En las estantería de mi habitación cuento con un puñado selecto de comentarios bíblicos. Esos libros me enriquecen y, además, representan una inestimable ayuda para la preparación de mis charlas, homilías y predicaciones. Sin ellos me resultaría más difícil la comprensión de la Palabra de Dios, y vería reducidas mi posibilidades de comunicarlas… aún después de pasarla por la oración para alcanzar mi síntesis personal.

No tengo la menor duda de que la mejor predicación tendría que ser la que vivimos de hecho, la que somos capaces de mostrar con nuestra vida normal. La que dé apoyo no tanto en las palabras sino en ese lenguaje universal que no es otro que el de la coherencia y el ejemplo. Me siento reflejado en aquella frase de Friedrich Nietzsche cuando acusaba a los cristianos reprendiéndoles: “Si la buena nueva de vuestra Biblia estuviese escrita en vuestra cara, no tendríais que insistir con tanta obstinación para que se crea la autoridad de ese libro. Vuestras acciones tendrían que hacer superflua la Biblia, porque vosotros tendríais que ser continuamente la Biblia misma”.

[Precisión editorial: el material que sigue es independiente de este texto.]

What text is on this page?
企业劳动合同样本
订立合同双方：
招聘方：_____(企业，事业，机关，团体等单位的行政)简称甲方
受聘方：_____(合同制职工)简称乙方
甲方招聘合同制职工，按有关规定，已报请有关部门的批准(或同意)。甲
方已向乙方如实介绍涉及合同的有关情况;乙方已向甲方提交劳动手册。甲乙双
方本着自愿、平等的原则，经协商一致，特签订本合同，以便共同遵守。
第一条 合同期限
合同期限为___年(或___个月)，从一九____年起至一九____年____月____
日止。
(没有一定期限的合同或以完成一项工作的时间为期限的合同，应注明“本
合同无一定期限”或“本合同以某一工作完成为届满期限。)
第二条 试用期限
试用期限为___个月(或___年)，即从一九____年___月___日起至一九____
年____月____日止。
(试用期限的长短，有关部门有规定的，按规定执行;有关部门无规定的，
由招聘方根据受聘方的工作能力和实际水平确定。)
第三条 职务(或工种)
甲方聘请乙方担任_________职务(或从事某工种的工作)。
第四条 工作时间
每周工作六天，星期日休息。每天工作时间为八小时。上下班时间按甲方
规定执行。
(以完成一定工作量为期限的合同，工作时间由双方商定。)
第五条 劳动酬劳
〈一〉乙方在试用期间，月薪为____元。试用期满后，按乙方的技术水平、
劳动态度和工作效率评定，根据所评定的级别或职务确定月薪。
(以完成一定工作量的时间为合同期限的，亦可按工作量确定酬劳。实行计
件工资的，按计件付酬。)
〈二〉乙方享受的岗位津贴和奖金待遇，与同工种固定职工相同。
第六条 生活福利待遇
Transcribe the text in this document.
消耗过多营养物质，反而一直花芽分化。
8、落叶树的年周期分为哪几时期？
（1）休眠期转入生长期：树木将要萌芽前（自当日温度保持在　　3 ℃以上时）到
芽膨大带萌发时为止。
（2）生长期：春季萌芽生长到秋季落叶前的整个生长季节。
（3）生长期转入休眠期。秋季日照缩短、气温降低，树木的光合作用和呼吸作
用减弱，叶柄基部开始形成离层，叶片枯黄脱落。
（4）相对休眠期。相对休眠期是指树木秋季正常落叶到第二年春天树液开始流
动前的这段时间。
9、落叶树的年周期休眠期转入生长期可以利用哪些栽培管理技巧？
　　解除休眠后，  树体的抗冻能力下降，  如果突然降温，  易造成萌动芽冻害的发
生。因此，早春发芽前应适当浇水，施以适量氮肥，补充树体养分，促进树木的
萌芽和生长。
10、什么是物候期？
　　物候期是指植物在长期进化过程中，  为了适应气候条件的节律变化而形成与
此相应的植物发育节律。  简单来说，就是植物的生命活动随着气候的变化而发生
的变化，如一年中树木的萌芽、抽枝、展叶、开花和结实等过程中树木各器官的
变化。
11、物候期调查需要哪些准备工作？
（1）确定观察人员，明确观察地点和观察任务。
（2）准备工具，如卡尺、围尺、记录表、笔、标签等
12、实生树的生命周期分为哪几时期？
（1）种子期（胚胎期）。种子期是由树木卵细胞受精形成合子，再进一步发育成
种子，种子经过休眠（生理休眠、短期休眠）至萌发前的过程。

Hay, sin duda una parte de verdad en sus palabras. Tengo que reconocerlo. Pero no se pueden universalizar. Ni mucho menos. Siendo honestos con lo real, por los caminos del mundo no sólo encontramos rostros planos por la indiferencia o seducidos por el egoísmo, también deambulan muchísimas caras que son comentarios vivientes del Evangelio. Se trata de jóvenes y ancianos, fieles y personas que creen que no creen pero que viven una existencia íntegra y generosa. Cada día los encontramos. El Papa Francisco los denomina “santos de la puerta de al lado”. Son los que ha derribado entre ellos y los demás y Dios “la muralla china del yo”.

En efecto, los encontramos. Hay muchas personas que no viven separadas de la gente, ni en un monasterio, ni en una cueva del desierto. Su vida es normal: viajan en autobús, compran en el supermercado y llevan a los niños al colegio. Se adaptan en sus costumbres y usos a las de la gran mayoría de sus conciudadanos. Pero transpiran otro olor porque tratan de vivir como buenos seguidores de Jesús. Como decía el anónimo autor del Discurso a Diogneto “lo que es el alma en el cuerpo, eso son los cristianos en el mundo […] Tal es el puesto que Dios les señaló y no les es lícito desertar de él”. Por eso, un cristiano que no viviera inserto en el mundo sería un desertor. Quizás su vida no sea del todo perfecta pero, aún en medio de sus inevitables imperfecciones y caídas, siguen adelante, transmiten alegría, agradan al Señor y nos hacen un indecible bien a todos. Y la mayor parte de las veces lo hacen sin darse cuenta. Su fe no les hace desertar.